Errekalehor

De cuando en vez repaso mi cuaderno de notas y encuentro apuntes tomados en caliente para apuntes como éste. Es mi depósito de ideas, del que tiro por necesidad o por aburrimiento, o simple y más frecuentemente por la humana y comprensible curiosidad que me produce descubrir todo lo que se me olvida.

Aprovechando estos dí­as de relajo descubrí­ el otro dí­a una notas a cuenta de la excursión que un colectivo de artistas organizó a Errekalehor un sábado cualquiera de un mes no muy lejano, y mira tu por donde me ha dado por rescatarlas.

Errekalehor es uno de esos barrios que más que periféricos son simplemente lejanos satélites con órbita propia. Son en realidad una célula de ciudad en medio de la nada. Una cascada de bloques de viviendas blancas acostados sobre una ladera en lo que eran entonces las graveras más allá de la nada. Las casas, la iglesia el forntón y el bar. El camino o carretera de acceso y pare usted de contar. Allí­ viví­an tranquilos los honrados ciudadanos que, en buena lógica y dado su aislamiento, constituyeron con el paso de los años una comunidad, una célula urbana casí­ independiente y en cierto modo autosuficiente.

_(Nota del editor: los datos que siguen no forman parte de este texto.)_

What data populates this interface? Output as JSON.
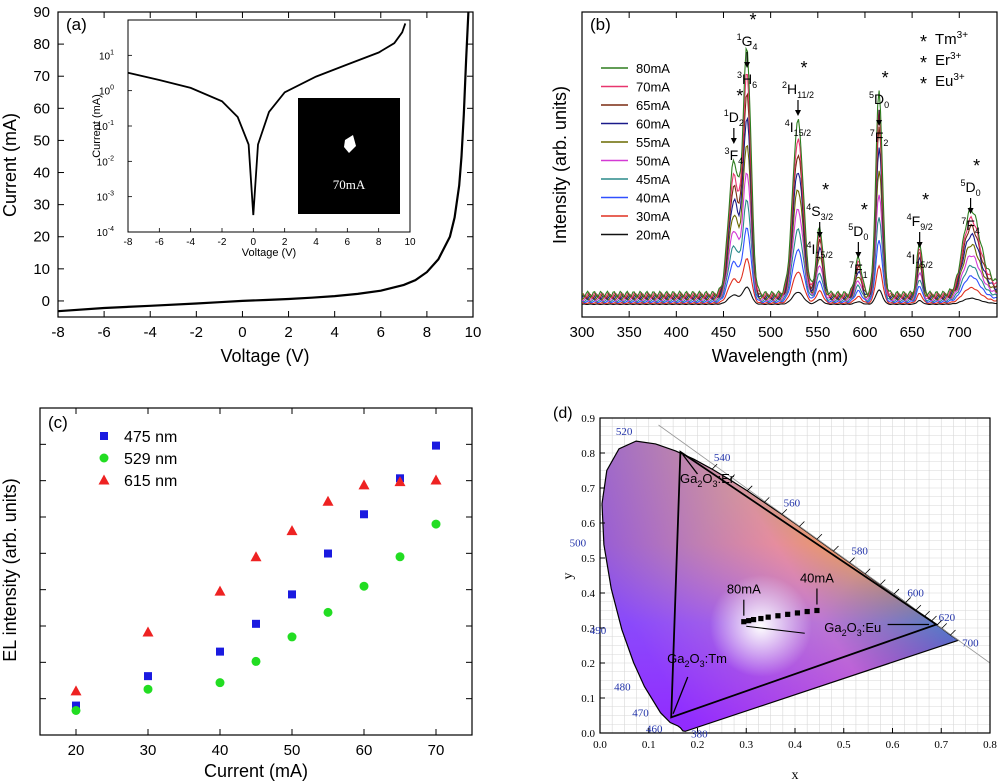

Las casas no eran gran cosa, lógico si atendemos al destino obrero de las mismas y a los digamos escasos atractivos del barrio y sus objetivos. Vamos, que no era eso que llamarí­amos una zona residencial, como El Viso en Madrid o la Ciudad Jardí­n o el Alto de Uleta en la misma Vitoria. Su precio era acorde con su calidad y posición, y todo iba relativamente bien, como decí­a hasta que la ciudad creció y de pronto Errekalehor pasó de estar en el centro de la nada a quedar en mitad de un nuevo barrio que llegaba hasta Gasteiz. El olor de la especulación comenzó, y lo que, habida cuenta de los valores arquitectónicos urbaní­sticos de oportunidad y todos los que se quieran, incluidos los del sentido común y la lógica, estaba llamado a una rápida operación de demolición, previo acuerdo eso sí­, con los actuales propietarios se convirtió en un culebrón que dura aún hoy.

A los vecinos, me consta, se les ofrecieron diversas alternativas, y ciertamente no desdeñables. Puede que algunas no les pareciesen justas a ellos, pero puede también que el coste de lo que pretendí­an no hubiese parecido justo a los llamados a pagarlo, el resto de los vitorianos. Puede que faltase paciencia, pero también es cierto que sobró y sigue sobrando oportunismo y deslealtad entre los muní­cipes y los partidos a los que representan (y en casos como este conste que digo a posta lo de partidos y eludo hablar de votantes o ciudadanos). El proceso en todo caso es imparable, y lo que hace que se estire es mayormente es el deseo de algunos de elevar su coste para todos y su beneficio para algunos.

No me extenderé más sobre esta historia, volveré de nuevo al momento que originó estas notas, el de la visita de los artistas cargados con sus cámaras y armados de espí­ritu aventurero y naturalista. Un hí­brido de Rodriguez de la Fuente, Attemborough y lonely planet, una mixtura de callejeros, españa directo y un paí­s en la mochila, y recordé como a veces las bromas más absurda se pueden convertir en proyectos realizables aunque con dudoso provenir. En su dí­a, hablando sobre el asunto, y en los momentos de mayor tensión negociadora (vamos, cuando la mesa empieza a oler a hórdagos) solí­a porponer con sorna que, el hórdago municipal debiera consistir en no tocar el barrio, rodearlo y convertirlo en un parque temático dedicado a las duras condiciones de vida y al urbanismo y arquitectura de los barrios o asentamientos obreros vitorianos de los sesenta, con entradas, centro de interpretación y demás elementos musealizadores de una realidad que puede resultar romántica e interesante para ser observada, pero compleja de ser vivida no ya hoy en dí­a, sino incluso cuando y para lo que se creó.